Mijn moeder heeft ons eens verteld dat wij, haar kinderen, zo anders opgroeiden dan zij ooit deed. Zij kwam uit een dorp in Friesland. Daar kroop ze onder de heg door om even een praatje te maken met de buurvrouw. Wij woonden in Amsterdam Oost op één hoog. Op ons balkon had mijn moeder bakken met blauwe viooltjes opgehangen, die zoetig geurden.
We kregen nieuwe benedenburen. Ik stond op het balkon en zag hoe het buurmeisje met een stok in de zwarte aarde de border in een golflijn aangaf. Bij de openslaande deuren kwam een klein metalen vijvertje. De flagstones leidden naar het schuurtje aan de andere kant van de tuin.
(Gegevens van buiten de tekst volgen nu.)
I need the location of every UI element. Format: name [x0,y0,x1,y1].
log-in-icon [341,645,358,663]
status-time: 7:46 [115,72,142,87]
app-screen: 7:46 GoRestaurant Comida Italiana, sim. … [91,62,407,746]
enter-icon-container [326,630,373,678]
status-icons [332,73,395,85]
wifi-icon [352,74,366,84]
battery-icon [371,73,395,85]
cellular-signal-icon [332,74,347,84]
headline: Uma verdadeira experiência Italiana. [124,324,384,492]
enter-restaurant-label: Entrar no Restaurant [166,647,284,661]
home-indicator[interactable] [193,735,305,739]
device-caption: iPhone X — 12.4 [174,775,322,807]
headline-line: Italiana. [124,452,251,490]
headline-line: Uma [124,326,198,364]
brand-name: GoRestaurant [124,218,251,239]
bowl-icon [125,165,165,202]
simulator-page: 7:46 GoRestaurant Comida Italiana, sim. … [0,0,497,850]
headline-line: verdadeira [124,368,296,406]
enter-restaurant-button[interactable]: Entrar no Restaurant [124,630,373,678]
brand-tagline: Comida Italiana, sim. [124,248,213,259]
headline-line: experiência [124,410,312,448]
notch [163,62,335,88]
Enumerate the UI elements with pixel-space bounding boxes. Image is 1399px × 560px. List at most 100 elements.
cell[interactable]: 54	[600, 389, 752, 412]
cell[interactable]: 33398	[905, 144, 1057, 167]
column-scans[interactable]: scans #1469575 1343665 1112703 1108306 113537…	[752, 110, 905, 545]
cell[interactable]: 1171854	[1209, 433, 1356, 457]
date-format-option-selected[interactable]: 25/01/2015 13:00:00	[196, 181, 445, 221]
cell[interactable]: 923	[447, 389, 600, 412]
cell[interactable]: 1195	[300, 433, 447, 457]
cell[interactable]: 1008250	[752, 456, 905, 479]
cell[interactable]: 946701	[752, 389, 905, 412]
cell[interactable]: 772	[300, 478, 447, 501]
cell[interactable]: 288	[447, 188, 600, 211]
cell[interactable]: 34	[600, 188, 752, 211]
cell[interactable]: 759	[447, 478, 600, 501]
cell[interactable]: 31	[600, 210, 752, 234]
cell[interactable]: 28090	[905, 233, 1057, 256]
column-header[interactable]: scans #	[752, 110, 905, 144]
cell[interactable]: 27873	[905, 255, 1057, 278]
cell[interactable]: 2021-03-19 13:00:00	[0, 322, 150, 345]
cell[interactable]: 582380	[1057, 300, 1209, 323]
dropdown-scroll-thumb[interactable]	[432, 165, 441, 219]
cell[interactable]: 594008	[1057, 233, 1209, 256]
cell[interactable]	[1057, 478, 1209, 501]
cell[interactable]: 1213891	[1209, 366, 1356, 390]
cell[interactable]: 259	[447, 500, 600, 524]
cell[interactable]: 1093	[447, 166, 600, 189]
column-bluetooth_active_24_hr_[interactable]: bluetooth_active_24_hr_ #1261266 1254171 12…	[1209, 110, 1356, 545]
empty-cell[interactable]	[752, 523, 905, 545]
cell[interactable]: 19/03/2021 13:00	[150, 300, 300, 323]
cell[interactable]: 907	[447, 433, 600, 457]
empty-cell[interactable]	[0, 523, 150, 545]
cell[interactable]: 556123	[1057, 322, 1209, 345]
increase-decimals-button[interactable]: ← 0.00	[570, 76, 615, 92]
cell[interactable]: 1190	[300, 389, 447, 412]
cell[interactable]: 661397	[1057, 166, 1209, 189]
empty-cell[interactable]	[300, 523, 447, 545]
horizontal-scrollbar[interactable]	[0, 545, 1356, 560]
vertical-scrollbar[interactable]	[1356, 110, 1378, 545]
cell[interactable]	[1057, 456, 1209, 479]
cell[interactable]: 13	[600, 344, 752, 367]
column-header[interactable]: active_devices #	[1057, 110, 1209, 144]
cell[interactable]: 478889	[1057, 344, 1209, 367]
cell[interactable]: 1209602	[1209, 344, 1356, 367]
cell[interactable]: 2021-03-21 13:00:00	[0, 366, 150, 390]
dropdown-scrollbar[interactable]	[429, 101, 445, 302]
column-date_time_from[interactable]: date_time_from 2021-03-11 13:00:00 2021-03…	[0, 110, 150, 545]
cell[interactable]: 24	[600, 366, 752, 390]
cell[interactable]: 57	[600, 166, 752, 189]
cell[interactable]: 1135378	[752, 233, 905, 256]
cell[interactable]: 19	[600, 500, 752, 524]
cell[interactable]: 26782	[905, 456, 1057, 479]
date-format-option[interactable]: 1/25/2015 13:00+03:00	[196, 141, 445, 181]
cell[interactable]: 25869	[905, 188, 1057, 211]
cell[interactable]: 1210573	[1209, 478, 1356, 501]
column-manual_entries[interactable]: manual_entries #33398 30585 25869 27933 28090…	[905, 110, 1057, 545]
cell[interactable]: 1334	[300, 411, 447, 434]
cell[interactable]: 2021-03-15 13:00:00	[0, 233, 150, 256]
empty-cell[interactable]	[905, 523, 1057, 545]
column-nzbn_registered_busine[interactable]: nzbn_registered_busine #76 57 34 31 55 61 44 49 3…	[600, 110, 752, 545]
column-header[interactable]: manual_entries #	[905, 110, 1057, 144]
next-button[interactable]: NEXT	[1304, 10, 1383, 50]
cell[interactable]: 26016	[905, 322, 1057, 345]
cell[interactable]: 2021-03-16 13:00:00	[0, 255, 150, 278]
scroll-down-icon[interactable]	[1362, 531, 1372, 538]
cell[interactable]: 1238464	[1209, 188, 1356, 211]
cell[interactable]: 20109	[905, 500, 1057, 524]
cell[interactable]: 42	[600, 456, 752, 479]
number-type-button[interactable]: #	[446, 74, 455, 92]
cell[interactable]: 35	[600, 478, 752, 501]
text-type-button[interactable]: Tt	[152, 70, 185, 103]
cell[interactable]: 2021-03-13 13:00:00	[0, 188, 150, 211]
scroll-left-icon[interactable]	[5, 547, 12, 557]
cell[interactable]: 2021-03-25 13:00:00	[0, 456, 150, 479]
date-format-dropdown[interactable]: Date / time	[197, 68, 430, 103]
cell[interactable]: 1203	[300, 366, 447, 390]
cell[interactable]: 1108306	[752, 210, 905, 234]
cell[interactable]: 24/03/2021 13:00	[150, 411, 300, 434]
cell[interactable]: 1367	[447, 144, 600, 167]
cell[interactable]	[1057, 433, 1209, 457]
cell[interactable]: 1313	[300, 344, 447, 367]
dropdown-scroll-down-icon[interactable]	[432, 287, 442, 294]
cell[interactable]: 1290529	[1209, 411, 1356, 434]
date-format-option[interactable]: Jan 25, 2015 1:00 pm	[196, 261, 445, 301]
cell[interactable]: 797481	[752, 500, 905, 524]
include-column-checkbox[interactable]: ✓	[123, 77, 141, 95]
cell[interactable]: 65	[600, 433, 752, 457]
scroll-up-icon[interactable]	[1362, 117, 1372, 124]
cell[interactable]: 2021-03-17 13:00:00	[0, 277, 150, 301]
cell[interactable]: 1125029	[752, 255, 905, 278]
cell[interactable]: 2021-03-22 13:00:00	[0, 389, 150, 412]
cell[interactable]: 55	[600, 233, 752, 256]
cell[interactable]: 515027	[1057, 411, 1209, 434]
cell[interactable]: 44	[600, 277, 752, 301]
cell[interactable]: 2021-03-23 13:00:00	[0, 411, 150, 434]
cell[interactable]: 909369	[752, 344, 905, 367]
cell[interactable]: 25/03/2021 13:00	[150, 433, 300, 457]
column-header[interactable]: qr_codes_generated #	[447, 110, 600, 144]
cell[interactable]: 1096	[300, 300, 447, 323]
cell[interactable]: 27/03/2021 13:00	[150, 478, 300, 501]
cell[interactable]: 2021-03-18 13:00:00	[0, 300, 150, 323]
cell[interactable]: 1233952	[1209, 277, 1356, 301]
In de zesde klas had ik een schooltuintje. Vanuit school konden we er heen lopen. We moesten gewoon de Kruislaan volgen, het tunneltje door, tot we bijna bij de Amstel waren. Het was een groen verwilderd gebied. Op de schooltuinen hadden we allemaal een klein rechthoekig stukje grond. We kregen vijf aardappels, die gepoot moesten worden. Er was een soort wedstrijd wie het volgende jaar de meeste aardappels uit de grond haalde. Met sterrekers zaaiden we de letters van onze voornaam.
In die winter ben ik samen met mijn broertje op de fiets naar mijn tuintje gegaan. Het was een behoorlijk eind fietsen. Er lag sneeuw op de boerenkool. Dan is de kool het lekkerst. Met onze blote handen hebben we de verse koolbladeren geplukt. Nog nooit hebben we met zoveel plezier boerenkool gegeten.
In de zomer bloeiden de cosmea’s uitbundig met hun tere paarse en witte kleuren. Daar brachten we bossen van mee naar huis. Op een keer op de terugweg naar school had ik een witte dovenetel geplukt. Ik zwaaide er mee voor de neus van een klasgenootje. Die gilde bang: “een brandnetel, een brandnetel!”
Ondanks dat ik op een bovenhuis woonde wist ik iets van plantjes.